EmpowerID's identity lifecycle automation functionality is often the primary reason for clients to use the platform, and monitoring backend processes is critical for ensuring system functionality. EmpowerID stores all vital information, including process state information, in one database, enabling the use of a simple yet effective mechanism to report process health. A stored procedure called Z_EmpowerID_Health checks process state information against predefined criteria and outputs a list of problematic conditions requiring attention. A complete listing of these health checks and their configurations is available at https://dotnetworkflow.jira.com/wiki/spaces/EIDADV23/pages/2984964548 .

To monitor this process, EmpowerID DevOps deploys a monitoring container that invokes the health-check procedure every five minutes and submits any reported problem conditions to Azure Monitor. If a problem condition is reported consecutively in polling intervals, a medium-priority alert is raised. Therefore, EmpowerID DevOps ensures that all of EmpowerID's various backend processes are continually monitored to maintain overall system health.

Infrastructure Monitoring

EmpowerID SaaS is hosted on Azure, utilizing several products like Azure Kubernetes Services (AKS) and SQL Database (as-a-Service). EmpowerID DevOps monitors specific metrics for each service to proactively detect issues before they affect front-end and back-end services. Depending on the metric and threshold, a medium or high-severity alert is generated.
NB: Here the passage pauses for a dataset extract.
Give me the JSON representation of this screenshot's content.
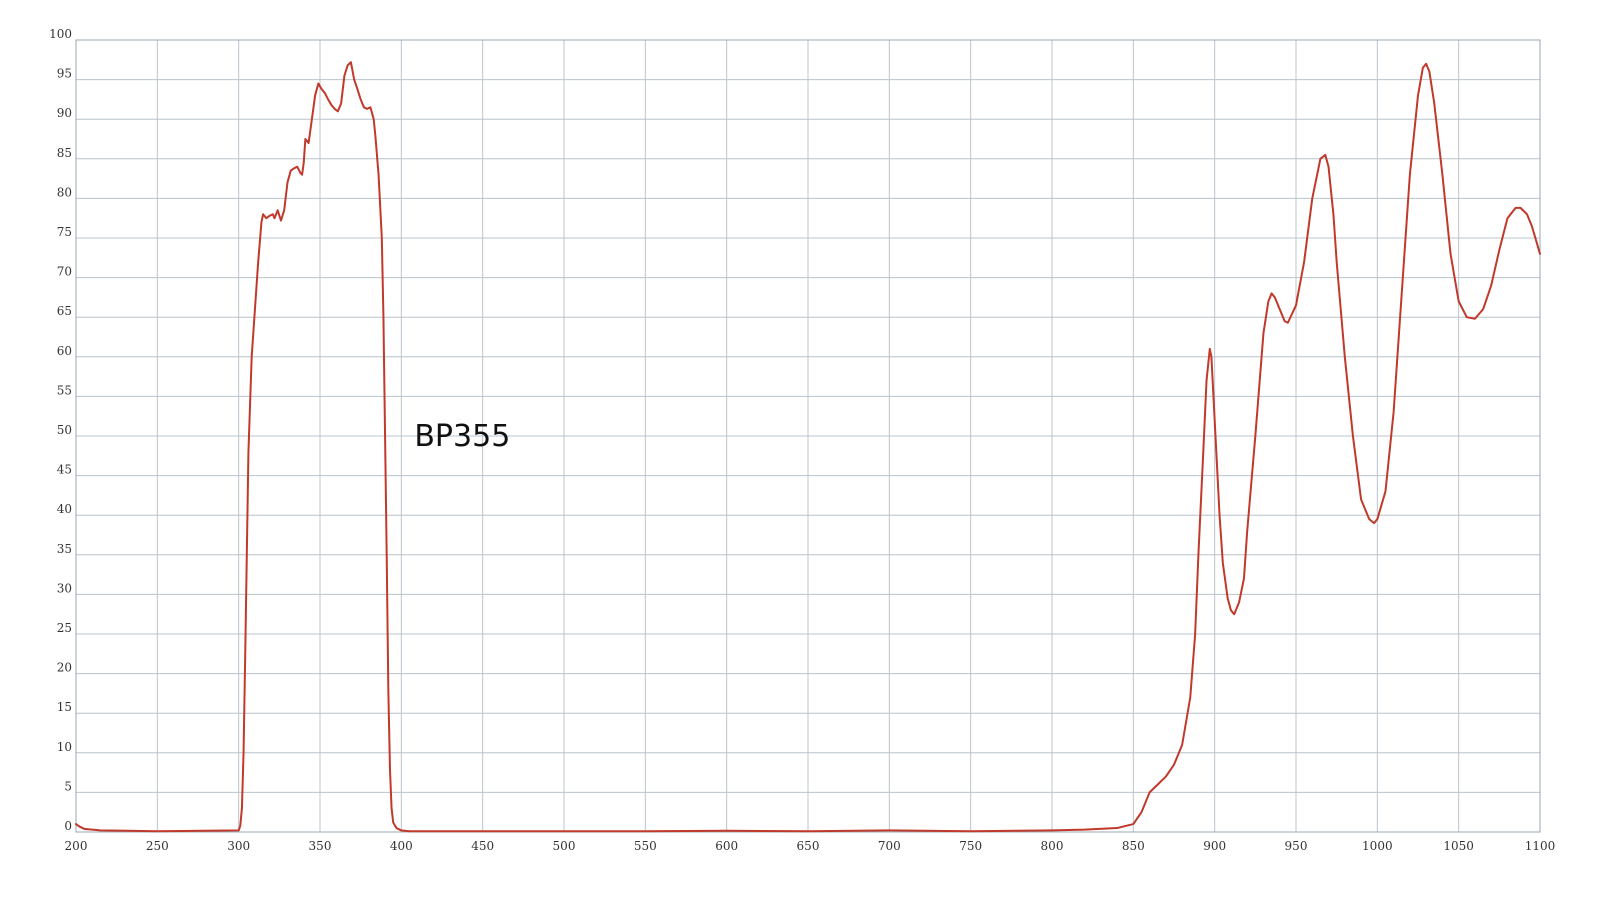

Some of the metrics monitored for SQL Database include the remaining free space, with less than 15% raising a medium-severity alert. Deadlocks are also monitored, with over three deadlocks within ten minutes raising a high-severity alert. In addition, an average CPU utilization of over 90% raises a medium-severity alert.

Alert Handling

EmpowerID utilizes Azure Monitor to aggregate metrics, evaluate rules, and raise alerts. Actions are configured in Azure Monitor to trigger alerts in Atlassian Ops Genie, which then pages EmpowerID DevOps personnel. Depending on the severity, EmpowerID manages these alerts in the following way:

  • For high-severity alerts, on-call personnel are paged regardless of the time of day, and escalations are followed up if the alert is not acknowledged.

  • For medium-severity alerts, personnel is paged during waking hours, allowing for a timely follow-up.